House Testimony on Pipeline Safety Oversight

This morning at eleven o'clock, I will testify before the House Energy and Commerce's Energy and Power Subcommittee on pipeline safety oversight.

My written testimony describes some of the risks that increasing volumes of Canadian tar sands diluted bitumen present to our hazardous liquid pipeline system. Federal regulators need to rigorously assess these risks and ensure that proper safety measures are put in place.

During my testimony, I will make the following statement:

Chairman Whitfield, Ranking Member Rush and members of the Committee, thank you for today’s opportunity to testify on pipeline safety oversight. My name is Anthony Swift. I am a policy analyst for the Natural Resources Defense Council (NRDC). NRDC is a national, nonprofit organization dedicated to protecting public health and the environment.

As a personal note, coming from West Texas and a family with four generations in the oil and gas business - starting with my great-grandfather who put down some of the country's first oil pipelines in Texas - I value the critical process that ensures the industry’s infrastructure is held to the highest standards of safety.

Over the last few years, the U.S. hazardous liquid pipeline system has been used to transport a substance called diluted bitumen from the tar sands region of Canada.

By itself, bitumen is virtually solid at room temperature – to move it through a pipeline, producers must diluted it with light, highly volatile natural gas liquids. The thick, abrasive mixture, called diluted bitumen, is then pumped through pipelines at high pressure – generating enough friction to reach temperatures of 150 degrees Fahrenheit.

Over the last decade, imports of diluted bitumen have increased six-fold, yet regulators haven’t moved to assess its risks – including both the potential for increased spill frequency as well as greater safety risks when those spills occur.

The U.S. pipeline system may already by showing the strain. For example, pipelines in Midwestern states which have the longest history of transporting Canadian tar and crude have spilled nearly three-times more crude per mile than the national average over the last four years.

Enbridge transports the majority of Canadian diluted bitumen to the United States. In 2010, its Lakehead system had over a dozen spills, accounting for more than half of all crude spilled in the United States last year.

Meanwhile, TransCanada’s Keystone pipeline, one of the first pipelines dedicated to move tar sands crude from Canada to the United States, has had twelve leaks in less than twelve months of operation, the largest which was approximately 21,000 gallons.
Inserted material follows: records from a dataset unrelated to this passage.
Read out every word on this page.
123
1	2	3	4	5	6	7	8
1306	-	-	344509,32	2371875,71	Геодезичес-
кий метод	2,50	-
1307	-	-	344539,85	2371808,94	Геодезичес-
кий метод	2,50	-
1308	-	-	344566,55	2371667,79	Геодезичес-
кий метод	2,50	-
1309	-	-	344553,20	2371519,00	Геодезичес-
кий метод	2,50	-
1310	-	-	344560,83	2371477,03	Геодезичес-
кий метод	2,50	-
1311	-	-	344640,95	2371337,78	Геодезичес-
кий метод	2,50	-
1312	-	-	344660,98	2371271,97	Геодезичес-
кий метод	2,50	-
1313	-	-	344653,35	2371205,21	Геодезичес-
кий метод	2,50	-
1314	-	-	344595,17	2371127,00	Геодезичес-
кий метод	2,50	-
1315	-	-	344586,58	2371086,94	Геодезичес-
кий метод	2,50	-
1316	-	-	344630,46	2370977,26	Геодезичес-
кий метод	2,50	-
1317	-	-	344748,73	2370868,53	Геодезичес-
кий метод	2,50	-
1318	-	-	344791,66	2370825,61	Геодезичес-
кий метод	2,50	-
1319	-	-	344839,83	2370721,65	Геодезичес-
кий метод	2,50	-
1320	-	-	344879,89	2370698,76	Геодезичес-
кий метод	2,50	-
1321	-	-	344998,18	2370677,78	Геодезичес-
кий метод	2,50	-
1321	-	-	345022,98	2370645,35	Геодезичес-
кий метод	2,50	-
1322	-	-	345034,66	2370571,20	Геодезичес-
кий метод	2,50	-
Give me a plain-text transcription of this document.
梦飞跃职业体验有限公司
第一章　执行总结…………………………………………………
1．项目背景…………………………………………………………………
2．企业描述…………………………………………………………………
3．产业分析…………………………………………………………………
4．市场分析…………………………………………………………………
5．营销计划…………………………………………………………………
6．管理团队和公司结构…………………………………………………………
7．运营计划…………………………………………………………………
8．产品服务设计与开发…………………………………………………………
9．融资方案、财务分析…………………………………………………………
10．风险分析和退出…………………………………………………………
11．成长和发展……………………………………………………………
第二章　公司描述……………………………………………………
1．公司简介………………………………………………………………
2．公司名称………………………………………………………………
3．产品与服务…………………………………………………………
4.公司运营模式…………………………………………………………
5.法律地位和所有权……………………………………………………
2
Keystone is the newest liquid pipeline to ever be deemed by PHMSA an “immediate threat to life, property and the environment.”
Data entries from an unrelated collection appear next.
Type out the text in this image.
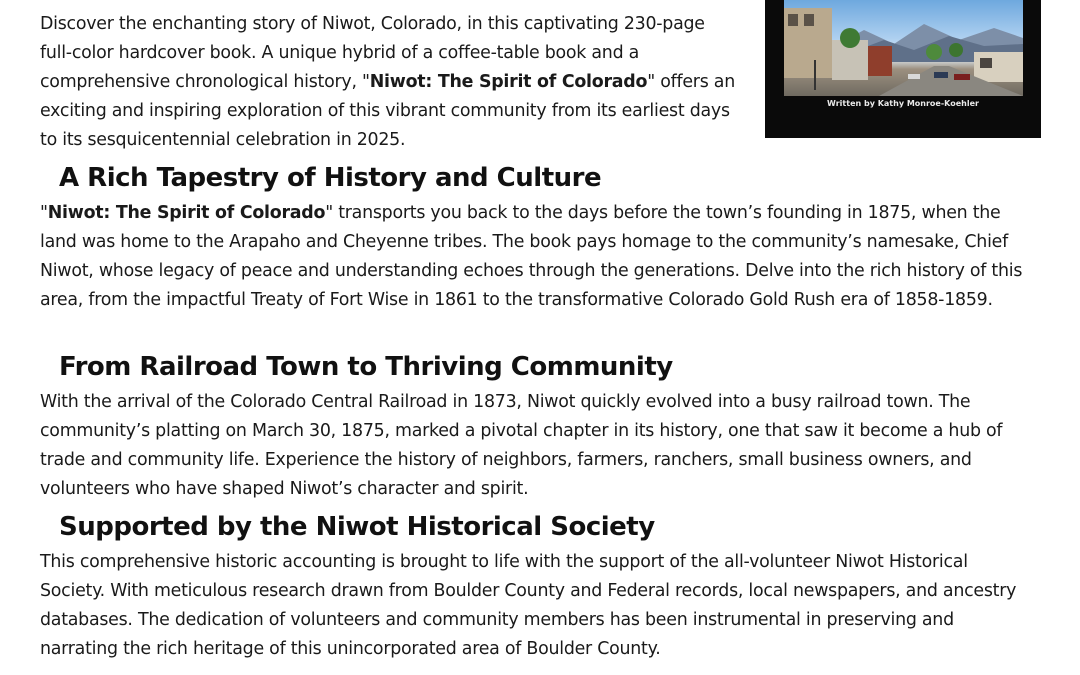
Discover the enchanting story of Niwot, Colorado, in this captivating 230-page full-color hardcover book. A unique hybrid of a coffee-table book and a comprehensive chronological history, "Niwot: The Spirit of Colorado" offers an exciting and inspiring exploration of this vibrant community from its earliest days to its sesquicentennial celebration in 2025.

Written by Kathy Monroe-Koehler
A Rich Tapestry of History and Culture

"Niwot: The Spirit of Colorado" transports you back to the days before the town’s founding in 1875, when the land was home to the Arapaho and Cheyenne tribes. The book pays homage to the community’s namesake, Chief Niwot, whose legacy of peace and understanding echoes through the generations. Delve into the rich history of this area, from the impactful Treaty of Fort Wise in 1861 to the transformative Colorado Gold Rush era of 1858-1859.

From Railroad Town to Thriving Community

With the arrival of the Colorado Central Railroad in 1873, Niwot quickly evolved into a busy railroad town. The community’s platting on March 30, 1875, marked a pivotal chapter in its history, one that saw it become a hub of trade and community life. Experience the history of neighbors, farmers, ranchers, small business owners, and volunteers who have shaped Niwot’s character and spirit.

Supported by the Niwot Historical Society

This comprehensive historic accounting is brought to life with the support of the all-volunteer Niwot Historical Society. With meticulous research drawn from Boulder County and Federal records, local newspapers, and ancestry databases. The dedication of volunteers and community members has been instrumental in preserving and narrating the rich heritage of this unincorporated area of Boulder County.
During a spill, natural gas liquids in diluted bitumen may increase the risk of explosion and exposure to toxic vapors. As the 840,000 gallon spill in Kalamazoo, Michigan appears to confirm, in a spill diluted bitumen behaves differently than conventional crude, requiring different, more expensive and time consuming cleanup methods than conventional crude spills.

These are early warning signs that present a compelling case that more study is needed on the risks of diluted bitumen.

Building TransCanada’s Keystone XL, a high pressure pipeline that would move up to 830,000 barrels per day of hot, corrosive diluted bitumen through the heart of the Ogallala Aquifer creates hazard that a conventional crude pipeline does not. The Ogallala Aquifer is a critical source of fresh water for the United States – it provides 30% of our irrigation water and drinking water for millions of Americans.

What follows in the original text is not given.